Insurer aims to triple UK book to almost £1bn in next five years
Canopius will rebrand the UK businesses it has acquired in recent years as part of a plan to simplify access to the company for brokers.
The Lloyd’s insurer also aims to triple the size of its UK retail business over the next to five years, according to UK retail chief executive Tim Rolfe.
Under the change, Lloyd’s motor syndicate KGM, which Canopius bought in 2010, and leisure insurance broker K Drewe, which it bought in 2011, will change their name to Canopius.
Rolfe told Insurance Times: “We are looking to bring all those together under the name Canopius, so we are as clear as we can be to the broker market who we are, what we’re about, and what we offer.

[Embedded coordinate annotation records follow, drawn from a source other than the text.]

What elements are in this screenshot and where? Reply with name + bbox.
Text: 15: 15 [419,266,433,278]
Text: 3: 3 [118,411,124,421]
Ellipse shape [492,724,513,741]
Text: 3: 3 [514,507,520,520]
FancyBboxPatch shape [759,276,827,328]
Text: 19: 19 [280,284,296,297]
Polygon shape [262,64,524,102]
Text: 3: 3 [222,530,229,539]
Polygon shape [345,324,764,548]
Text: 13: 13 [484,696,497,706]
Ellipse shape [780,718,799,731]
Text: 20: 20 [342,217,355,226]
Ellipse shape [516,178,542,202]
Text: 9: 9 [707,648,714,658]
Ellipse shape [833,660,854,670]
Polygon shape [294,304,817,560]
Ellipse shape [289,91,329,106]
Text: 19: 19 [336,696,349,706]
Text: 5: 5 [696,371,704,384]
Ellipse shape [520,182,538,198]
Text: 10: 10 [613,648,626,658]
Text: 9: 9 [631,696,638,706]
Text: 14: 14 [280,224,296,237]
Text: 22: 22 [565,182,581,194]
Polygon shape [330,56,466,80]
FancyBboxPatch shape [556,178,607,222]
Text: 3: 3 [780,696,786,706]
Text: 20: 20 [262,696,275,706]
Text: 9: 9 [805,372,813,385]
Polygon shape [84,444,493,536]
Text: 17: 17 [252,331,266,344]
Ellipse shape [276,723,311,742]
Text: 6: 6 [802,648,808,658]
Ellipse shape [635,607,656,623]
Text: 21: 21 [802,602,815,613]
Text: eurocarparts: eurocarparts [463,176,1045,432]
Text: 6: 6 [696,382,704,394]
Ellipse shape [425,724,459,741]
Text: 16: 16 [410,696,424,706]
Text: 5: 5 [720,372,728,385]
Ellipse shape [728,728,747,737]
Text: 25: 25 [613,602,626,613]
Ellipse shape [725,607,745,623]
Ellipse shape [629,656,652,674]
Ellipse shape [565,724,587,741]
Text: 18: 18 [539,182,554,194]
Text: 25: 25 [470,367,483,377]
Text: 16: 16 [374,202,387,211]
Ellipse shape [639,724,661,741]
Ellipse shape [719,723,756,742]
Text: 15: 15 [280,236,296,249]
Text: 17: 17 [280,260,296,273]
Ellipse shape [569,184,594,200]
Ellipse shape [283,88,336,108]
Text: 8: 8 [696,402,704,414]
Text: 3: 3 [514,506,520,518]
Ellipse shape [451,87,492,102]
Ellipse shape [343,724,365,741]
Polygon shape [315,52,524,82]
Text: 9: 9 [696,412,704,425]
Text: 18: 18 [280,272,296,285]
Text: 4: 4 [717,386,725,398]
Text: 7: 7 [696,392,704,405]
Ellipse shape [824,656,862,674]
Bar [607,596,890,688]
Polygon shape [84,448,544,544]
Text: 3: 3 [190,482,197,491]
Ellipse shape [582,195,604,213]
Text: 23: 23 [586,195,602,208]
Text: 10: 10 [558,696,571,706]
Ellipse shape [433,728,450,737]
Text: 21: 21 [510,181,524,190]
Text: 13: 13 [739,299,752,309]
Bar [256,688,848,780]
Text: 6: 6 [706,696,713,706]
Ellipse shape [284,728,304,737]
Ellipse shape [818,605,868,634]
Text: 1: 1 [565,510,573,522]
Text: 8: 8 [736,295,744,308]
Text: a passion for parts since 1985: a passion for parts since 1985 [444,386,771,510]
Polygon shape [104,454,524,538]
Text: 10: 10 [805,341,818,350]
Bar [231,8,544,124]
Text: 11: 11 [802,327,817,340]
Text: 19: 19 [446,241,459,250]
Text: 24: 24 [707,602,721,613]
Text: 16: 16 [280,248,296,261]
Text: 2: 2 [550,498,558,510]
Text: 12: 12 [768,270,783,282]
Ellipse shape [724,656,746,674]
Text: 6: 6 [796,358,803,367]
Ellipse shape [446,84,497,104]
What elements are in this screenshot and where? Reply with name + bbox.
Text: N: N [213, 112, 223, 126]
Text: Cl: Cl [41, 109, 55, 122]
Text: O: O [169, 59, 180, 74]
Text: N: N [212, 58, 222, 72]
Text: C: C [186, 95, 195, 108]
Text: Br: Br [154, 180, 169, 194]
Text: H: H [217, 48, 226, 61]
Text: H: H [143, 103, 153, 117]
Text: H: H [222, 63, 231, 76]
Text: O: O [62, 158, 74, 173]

However, individual products with strong associations to a particular brand will be named after that brand.
Canopius is also hoping to demystify the Lloyd’s market.
Rolfe said: “The principal thing we are looking to do is get across to the UK brokers that Lloyd’s has a huge amount to offer the UK market, particularly in the areas of specialist business, niche lines and schemes and so on.
“What has stopped Lloyd’s developing further in the UK is that there is a bit of a cloak of mystery over how brokers should access Lloyd’s and what they should access it for.”
Canopius’s UK retail business currently accounts for annual gross written premium of around £335m. Rolfe said the division has grown by more than 20% over the last two years.
With the backing of Canopius’s new parent, Japanese insurance group Sompo, Rolfe believes the UK division has much more scope to grow.
He said: “We have the resources, we think, to grow in the areas of business we want to be in, to three times the size we are, in a five-year period – so getting on for £1bn.”
While acknowledging that the target was ambitious, he added that there were plenty of opportunities for growth in the UK.
He said: “We feel that the marketplace for brokers in niche and specialist lines is growing all the time and not just because the internet is there as a distribution tool. The internet is creating new niches.”